恥ずかしくてためらうわたしの手を引いたゆきちゃんは強引に膝の上に横抱きにした。


「/////」


「大丈夫?」


俯いている杏梨の顔を良く見ようと覗き込む。


「う、うん でも恥ずかしいよ……」


「誰も見ていないのに?」


「み、見られていたらこんな事出来ないよっ!」


杏梨の初々しい反応に思わず笑みがこぼれる。


「レッスン開始な?」


「レ、レッスンって……その言い方、おじさんっぽい」


Hっぽい響きに聞こえてしまうのはわたしだけ?


「それ、傷つくな~ まあ、杏梨にとっては十分おじさんなんだけどな」


胸の上に手を当てて傷ついたそぶりを見せる。


「ゆ、ゆきちゃん!ゆきちゃんは絶対におじさんなんかじゃないよっ!」


慌てて言い繕う杏梨。


そんな杏梨を見て雪哉はニヤッと笑うと唇を素早く重ねる。


杏梨の背に手を置き確かめるようにキスをすると華奢な手が雪哉の服をぎゅっと握り締めた。

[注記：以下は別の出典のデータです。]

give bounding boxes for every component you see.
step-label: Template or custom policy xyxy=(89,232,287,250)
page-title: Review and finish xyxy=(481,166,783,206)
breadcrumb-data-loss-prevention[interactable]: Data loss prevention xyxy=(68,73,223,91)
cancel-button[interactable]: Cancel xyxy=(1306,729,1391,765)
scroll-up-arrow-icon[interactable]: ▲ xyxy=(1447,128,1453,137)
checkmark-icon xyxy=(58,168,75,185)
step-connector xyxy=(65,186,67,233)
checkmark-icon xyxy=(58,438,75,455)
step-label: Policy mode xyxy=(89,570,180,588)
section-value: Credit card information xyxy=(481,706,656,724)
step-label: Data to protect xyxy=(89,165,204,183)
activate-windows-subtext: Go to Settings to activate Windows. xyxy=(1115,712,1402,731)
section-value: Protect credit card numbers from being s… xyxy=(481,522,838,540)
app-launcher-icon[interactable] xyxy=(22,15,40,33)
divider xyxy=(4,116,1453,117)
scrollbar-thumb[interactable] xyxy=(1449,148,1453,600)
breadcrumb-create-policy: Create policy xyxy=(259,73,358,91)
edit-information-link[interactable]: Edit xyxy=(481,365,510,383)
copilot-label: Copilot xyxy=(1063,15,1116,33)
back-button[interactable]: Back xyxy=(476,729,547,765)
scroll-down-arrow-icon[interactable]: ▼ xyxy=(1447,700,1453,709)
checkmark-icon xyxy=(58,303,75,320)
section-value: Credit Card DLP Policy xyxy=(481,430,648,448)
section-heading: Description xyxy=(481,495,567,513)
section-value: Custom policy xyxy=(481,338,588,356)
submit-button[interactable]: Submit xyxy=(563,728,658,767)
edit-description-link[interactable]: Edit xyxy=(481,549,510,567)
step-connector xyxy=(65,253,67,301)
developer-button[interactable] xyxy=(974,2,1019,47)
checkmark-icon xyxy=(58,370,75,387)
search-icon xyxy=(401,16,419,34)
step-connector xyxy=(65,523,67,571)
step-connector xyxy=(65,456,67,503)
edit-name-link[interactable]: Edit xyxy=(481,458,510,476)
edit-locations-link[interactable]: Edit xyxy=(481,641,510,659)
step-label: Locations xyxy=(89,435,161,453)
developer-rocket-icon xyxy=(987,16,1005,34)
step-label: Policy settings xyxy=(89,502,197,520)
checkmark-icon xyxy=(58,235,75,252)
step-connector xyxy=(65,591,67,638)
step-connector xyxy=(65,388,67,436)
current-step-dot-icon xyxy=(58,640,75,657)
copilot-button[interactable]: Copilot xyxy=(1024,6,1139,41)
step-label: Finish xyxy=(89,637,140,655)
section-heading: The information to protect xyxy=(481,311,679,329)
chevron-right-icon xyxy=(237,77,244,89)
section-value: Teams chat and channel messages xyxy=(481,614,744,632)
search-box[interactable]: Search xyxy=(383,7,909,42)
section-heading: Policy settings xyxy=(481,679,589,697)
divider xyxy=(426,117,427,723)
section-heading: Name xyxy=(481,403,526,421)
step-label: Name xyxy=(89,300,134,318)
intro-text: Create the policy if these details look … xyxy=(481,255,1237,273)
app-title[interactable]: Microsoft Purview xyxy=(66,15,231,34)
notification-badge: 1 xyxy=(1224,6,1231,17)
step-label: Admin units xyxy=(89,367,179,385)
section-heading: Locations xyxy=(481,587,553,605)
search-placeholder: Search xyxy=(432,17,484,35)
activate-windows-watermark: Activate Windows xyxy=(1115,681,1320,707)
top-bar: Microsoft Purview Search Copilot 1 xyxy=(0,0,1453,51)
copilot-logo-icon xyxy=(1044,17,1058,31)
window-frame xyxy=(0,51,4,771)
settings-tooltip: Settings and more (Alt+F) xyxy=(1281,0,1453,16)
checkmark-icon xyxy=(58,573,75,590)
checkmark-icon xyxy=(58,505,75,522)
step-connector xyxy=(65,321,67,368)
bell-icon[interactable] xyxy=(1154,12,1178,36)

一度柔らかい唇に触れてしまえばその先の事もしたくなる。


深まっていくキス。


雪哉は何度も何度も角度を変えて甘い唇を吸い上げる。


「んっ……」


杏梨の喉の奥から甘い声が漏れる。


「俺が怖い?」


怖くない、怖いわけがないよ。


杏梨は大きく首を横に振った。


「良かった」


「……うん」


「じゃあ、今日は一歩進んだ所まで試そうか?」


優しく髪を撫でる手は止まらない。


「す、進んだ所って……?」


小首をかしげる杏梨。


ぷっくりと濡れた唇はキスを誘っているようだ。


「次は俺に抱きしめられて眠る」


「え?ええっ!?」


あまりの驚きように雪哉の髪を撫でる手が止まった。


「キス以上は先に進まないから安心していいよ」


「で、でも……」


「他の男の所へ行くーって泣き叫んだのは誰?」


意地悪く言ってみれば杏梨は素直に「わたし……」と認める。


「じゃあ、風呂に入ってくるよ」


杏梨を膝の上から降ろすと雪哉は浴室へ向かった。